Samovar |
In my last post, I tried to analyze why I sometimes sit down at a keyboard and compose sentences, paragraphs, etc. rather than doing something else. Without getting into the “meaning of art” question (Red Green said, famously, 'I know what's art and what's not; if I like it, it's not art!') I've wondered lately what art form might best respond to present-day horrors in a similar manner to Pablo Picasso's Guernica response to the atrocities of the Spanish Civil War.
There's
enough doomsday news around for any artist to feed on: climate
change, super bugs, Syrian, Ukrainian, Central African conflicts to
name just a few. There's always a temptation in trying times to join
anarchic responses to real or imagined tyranny, like early
Anabaptists refusing to bow to the spiritual powers of the day.
We're
seeing multiple examples of frustration breeding anarchy of various
kinds and degrees in the world. Take Crimea as an example, if you
like.
Art
can be political in style and purpose and it's no surprise that
artists often take an anarchic stance that can appear, well, shocking
. . . as Guernica or
Jonathon Swift's essay, A Modest Proposal do.
So
here's my contribution (in early draft form) of an anarchist stance,
a protest against the malaise we're witnessing among the powers of
our time in the face of serious environmental, health threats . . .
real or imagined:
SINCE
BY MAN
Now is no time for cliches
Plastic proverbs
Hackneyed saws from ancient times
Pat answers for last year's questions.
Now is no time for wishfulness
For sounding out the stars
No time to play at cards
To risk it all against a lucky draw.
Crossed fingers will not save us now
No relic, shard or rabbit's foot
No pleading, begging, crying for relief
No word, no art, no gun, no vitamin.
Now is a time for nitro-glycerine
For trinitrotoluene, for sabotage
Now is the time to know that since by
man comes death
So also restoration comes by man
Or not at all.
. . . and a rider.

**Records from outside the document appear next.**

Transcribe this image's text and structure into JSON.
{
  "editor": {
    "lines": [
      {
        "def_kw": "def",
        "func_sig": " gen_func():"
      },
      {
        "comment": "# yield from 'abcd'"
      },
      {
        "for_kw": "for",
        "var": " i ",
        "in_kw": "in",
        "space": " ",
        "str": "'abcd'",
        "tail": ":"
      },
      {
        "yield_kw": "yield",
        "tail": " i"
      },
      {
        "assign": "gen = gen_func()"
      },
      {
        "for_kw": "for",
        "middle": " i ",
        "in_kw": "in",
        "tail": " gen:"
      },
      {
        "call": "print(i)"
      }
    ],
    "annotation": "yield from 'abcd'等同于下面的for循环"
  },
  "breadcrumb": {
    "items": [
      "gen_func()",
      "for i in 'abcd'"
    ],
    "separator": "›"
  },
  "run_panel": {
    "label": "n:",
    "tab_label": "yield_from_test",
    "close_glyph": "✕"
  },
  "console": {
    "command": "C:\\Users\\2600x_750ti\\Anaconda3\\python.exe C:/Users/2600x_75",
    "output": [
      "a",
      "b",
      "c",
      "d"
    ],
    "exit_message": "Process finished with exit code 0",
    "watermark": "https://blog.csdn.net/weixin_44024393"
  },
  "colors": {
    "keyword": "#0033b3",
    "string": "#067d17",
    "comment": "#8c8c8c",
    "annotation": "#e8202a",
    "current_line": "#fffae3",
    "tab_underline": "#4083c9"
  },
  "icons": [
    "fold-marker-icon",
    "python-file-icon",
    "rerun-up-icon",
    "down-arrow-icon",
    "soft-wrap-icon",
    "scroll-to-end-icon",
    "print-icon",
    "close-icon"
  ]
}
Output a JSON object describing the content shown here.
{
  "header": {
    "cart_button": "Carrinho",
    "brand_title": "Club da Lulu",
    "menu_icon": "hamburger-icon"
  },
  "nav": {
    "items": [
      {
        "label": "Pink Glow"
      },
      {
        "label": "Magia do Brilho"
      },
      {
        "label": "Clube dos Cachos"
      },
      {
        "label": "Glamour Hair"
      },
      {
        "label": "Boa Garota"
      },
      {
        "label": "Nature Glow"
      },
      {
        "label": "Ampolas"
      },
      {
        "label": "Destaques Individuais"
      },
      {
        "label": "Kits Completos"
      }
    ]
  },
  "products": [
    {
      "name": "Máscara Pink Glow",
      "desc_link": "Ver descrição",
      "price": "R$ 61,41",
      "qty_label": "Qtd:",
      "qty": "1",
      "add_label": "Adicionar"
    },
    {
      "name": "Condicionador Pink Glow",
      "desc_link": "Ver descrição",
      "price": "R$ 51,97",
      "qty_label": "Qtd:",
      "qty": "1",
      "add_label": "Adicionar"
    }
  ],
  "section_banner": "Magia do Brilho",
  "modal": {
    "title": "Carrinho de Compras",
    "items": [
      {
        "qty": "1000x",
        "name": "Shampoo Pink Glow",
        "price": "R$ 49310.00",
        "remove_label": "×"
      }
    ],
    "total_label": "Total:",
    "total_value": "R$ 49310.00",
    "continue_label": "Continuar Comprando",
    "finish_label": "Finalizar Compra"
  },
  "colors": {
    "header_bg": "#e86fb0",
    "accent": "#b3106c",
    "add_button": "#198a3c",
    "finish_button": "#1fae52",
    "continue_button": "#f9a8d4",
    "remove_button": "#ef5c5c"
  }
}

A poem is not a sermon, and lest you think that having written this obviously makes me an anarchist, not so. The apparent message that it's time to "blow stuff up" is not meant literally but falls into the category of speech figures, this time hyperbole. It's meant to shock the reader into considering that I, the poet and he/she, the reader need to consider more aggressive influence on current events.